Although the executed performance analysis showed poor parallel efficiency in higher number of CPU cores, it was necessary to reveal the weaknesses of the developed model in this regard. The weak and strong scaling results and the parallel efficiency graphs clearly indicate that the code can be improved from the performance point of view. Given the current state of HPC for biomedical-related simulations and computational modeling works, even taking 10K CPU cores is not unrealistic. The first part of improvement seems to be related to assembling the linear system, in which the schemes used for numerical integration, the order of elements used for various involved physics, and the method for applying boundary conditions play an essential role. Secondly, the configuration of employed preconditioners and iterative solvers can be modified for individual components according to the numerical computing requirements, which can affect their scaling behavior (Fig. 10.9). Thirdly, the load balancing issues caused by the mathematical problem formulation, in which the system has nothing to solve in regions still in the solid block, seem to contribute to the poor parallel performance. This can be improved by revising the mathematical and computational problem definition from the load-balancing perspective. However, making a more tangible conclusion on the performance bottlenecks of the developed model requires further analysis of the results for the parallel speedup, similar to the analysis performed in Chapter 7 and [30]. Furthermore, it should be taken into account that such performance analysis has an inherent simplification of more complex technical aspects affecting the simulation execution time, such as load balancing, network communication, and per-node limitations in memory access, which may differ in each HPC environment due to the configurations made by the system maintainers.

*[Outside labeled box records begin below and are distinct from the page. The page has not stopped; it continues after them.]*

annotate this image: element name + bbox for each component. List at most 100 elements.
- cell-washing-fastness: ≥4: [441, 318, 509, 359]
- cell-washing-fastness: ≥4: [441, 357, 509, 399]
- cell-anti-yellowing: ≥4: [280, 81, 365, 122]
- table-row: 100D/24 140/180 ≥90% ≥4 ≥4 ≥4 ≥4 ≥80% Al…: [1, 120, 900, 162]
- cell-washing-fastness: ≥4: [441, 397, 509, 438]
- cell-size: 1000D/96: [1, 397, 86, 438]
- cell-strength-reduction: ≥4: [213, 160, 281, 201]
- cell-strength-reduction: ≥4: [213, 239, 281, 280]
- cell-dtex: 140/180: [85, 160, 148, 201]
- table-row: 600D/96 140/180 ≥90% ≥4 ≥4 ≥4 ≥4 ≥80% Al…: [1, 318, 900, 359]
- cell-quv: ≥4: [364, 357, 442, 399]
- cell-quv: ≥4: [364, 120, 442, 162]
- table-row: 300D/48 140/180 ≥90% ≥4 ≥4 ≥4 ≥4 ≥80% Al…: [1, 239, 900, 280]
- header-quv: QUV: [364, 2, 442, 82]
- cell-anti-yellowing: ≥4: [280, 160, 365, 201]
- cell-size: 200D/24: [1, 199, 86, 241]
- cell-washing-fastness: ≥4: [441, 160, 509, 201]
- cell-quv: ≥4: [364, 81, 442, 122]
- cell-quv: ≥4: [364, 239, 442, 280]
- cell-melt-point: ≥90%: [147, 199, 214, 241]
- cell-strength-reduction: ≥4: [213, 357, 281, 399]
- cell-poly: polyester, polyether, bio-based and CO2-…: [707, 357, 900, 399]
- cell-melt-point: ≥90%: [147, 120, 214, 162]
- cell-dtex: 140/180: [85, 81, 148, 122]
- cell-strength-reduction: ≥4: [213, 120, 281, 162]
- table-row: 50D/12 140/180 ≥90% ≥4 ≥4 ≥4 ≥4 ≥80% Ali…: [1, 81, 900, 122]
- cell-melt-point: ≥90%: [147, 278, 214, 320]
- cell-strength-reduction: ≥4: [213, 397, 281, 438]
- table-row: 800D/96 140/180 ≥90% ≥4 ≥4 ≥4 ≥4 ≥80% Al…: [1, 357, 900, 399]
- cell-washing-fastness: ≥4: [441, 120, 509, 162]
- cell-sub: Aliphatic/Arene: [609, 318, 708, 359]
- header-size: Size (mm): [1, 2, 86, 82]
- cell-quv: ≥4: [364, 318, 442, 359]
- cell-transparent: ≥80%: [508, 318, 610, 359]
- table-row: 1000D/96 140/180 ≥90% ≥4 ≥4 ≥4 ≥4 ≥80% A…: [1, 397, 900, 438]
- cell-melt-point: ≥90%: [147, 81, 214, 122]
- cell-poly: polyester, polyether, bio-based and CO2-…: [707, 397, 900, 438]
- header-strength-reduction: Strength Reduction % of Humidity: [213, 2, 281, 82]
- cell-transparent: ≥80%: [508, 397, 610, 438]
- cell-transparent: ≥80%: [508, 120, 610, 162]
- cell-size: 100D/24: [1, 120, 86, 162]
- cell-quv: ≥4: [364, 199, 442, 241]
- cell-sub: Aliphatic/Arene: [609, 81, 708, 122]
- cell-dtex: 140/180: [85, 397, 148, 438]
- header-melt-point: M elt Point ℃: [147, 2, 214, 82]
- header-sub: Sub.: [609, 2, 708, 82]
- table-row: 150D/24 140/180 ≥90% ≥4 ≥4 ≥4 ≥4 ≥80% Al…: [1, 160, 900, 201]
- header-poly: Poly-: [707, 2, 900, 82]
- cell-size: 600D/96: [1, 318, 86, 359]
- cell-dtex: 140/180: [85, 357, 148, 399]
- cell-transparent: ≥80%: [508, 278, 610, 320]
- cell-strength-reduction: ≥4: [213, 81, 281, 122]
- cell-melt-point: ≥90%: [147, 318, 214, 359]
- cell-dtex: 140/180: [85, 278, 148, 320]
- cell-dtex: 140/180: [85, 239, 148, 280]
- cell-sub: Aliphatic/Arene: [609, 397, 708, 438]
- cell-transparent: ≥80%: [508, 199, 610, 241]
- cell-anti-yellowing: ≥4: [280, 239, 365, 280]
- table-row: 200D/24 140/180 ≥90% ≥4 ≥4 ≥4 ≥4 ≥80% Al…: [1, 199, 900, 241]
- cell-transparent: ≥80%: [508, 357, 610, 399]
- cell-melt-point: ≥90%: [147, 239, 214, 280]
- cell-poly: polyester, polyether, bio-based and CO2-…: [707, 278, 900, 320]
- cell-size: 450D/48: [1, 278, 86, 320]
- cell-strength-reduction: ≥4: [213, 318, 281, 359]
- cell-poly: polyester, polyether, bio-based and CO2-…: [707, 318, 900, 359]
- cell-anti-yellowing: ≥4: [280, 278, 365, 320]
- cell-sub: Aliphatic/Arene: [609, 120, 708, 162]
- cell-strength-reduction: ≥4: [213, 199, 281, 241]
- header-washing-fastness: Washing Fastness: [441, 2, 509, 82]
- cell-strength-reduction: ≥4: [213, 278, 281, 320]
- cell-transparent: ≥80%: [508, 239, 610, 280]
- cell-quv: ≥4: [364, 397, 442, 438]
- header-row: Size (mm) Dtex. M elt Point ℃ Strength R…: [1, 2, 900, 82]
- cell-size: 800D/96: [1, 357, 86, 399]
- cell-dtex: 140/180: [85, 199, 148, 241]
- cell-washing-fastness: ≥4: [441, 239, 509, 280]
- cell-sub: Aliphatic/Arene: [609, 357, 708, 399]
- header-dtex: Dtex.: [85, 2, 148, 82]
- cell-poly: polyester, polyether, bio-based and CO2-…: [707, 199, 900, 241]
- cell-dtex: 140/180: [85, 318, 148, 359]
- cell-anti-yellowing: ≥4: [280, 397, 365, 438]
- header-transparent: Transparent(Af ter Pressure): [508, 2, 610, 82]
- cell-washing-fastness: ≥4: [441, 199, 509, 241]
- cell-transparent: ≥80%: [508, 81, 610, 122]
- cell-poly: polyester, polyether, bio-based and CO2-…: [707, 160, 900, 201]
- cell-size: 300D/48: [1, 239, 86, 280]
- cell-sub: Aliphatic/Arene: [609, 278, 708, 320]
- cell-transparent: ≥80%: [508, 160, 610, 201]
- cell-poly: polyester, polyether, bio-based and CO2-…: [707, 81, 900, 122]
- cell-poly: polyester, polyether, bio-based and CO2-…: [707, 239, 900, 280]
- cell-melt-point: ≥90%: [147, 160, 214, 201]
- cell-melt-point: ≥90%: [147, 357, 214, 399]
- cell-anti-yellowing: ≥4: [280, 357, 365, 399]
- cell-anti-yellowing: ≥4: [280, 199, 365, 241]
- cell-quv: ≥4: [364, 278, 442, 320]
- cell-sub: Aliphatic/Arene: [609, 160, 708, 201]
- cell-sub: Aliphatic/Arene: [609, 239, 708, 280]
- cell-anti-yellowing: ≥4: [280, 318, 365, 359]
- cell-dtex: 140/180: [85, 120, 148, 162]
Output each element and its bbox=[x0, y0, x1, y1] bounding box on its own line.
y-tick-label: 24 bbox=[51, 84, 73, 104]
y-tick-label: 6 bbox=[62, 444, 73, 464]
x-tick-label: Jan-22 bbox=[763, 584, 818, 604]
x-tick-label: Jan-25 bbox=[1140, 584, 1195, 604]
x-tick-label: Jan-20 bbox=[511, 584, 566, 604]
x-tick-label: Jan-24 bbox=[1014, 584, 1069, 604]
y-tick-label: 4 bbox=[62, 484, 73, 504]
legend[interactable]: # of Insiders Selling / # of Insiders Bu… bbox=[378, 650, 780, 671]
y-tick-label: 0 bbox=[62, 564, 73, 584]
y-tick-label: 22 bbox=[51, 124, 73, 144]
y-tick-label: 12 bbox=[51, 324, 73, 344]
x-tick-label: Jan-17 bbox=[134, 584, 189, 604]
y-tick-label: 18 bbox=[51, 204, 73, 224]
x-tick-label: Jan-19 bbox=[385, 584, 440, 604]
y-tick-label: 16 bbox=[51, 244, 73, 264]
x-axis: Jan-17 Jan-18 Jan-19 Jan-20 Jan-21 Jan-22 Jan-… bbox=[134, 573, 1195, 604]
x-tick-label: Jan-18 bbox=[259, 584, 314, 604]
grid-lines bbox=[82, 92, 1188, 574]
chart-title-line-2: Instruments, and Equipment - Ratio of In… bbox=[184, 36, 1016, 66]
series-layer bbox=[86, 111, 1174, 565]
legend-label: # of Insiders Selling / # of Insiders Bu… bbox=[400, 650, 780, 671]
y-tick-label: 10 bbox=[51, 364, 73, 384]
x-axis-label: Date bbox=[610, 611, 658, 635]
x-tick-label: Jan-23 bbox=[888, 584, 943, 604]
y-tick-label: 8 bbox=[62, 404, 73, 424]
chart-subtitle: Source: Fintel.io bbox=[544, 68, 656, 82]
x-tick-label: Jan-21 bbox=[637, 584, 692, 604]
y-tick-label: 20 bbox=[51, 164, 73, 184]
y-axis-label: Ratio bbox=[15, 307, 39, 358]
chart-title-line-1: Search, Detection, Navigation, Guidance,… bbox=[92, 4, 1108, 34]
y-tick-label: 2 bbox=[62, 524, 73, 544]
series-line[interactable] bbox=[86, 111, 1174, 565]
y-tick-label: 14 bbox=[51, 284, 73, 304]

Weak and strong scaling of the computational biodegradation model of the acetabular implant, plotted for the total time needed to solve all the equations in a single time step.
Figure 10.10: Weak and strong scaling of the computational biodegradation model of the acetabular implant, plotted for the total time needed to solve all the equations in a single time step.
Parallel efficiency calculated from the strong scaling results of the computational biodegradation model of the acetabular implant, plotted separately for the small, medium and big models.
Figure 10.11: Parallel efficiency calculated from the strong scaling results of the computational biodegradation model of the acetabular implant, plotted separately for the small, medium and big models.

10.4 Conclusions

In this work, taking advantage of HPC techniques to simulate a large-scale 3D model led to a computational model capable of predicting the biodegradation behavior of an acetabular implant in high resolution. Results demonstrate the potential of the model to act as a tool for assessing and tuning the biodegradation properties of orthopedic implants regardless of shape or complexity.

Acknowledgments

The results of the research presented in this chapter were obtained during a research visit to the Computational Science Lab at the University of Amsterdam, funded and supported by FWO long research stay grant V408622N. The computational resources and services used in this work were provided by SURF (www.surf.nl) using the Dutch National Supercomputer Snellius. The visualization works used the ARCHER2 UK National Supercomputing Service (www.archer2.ac.uk).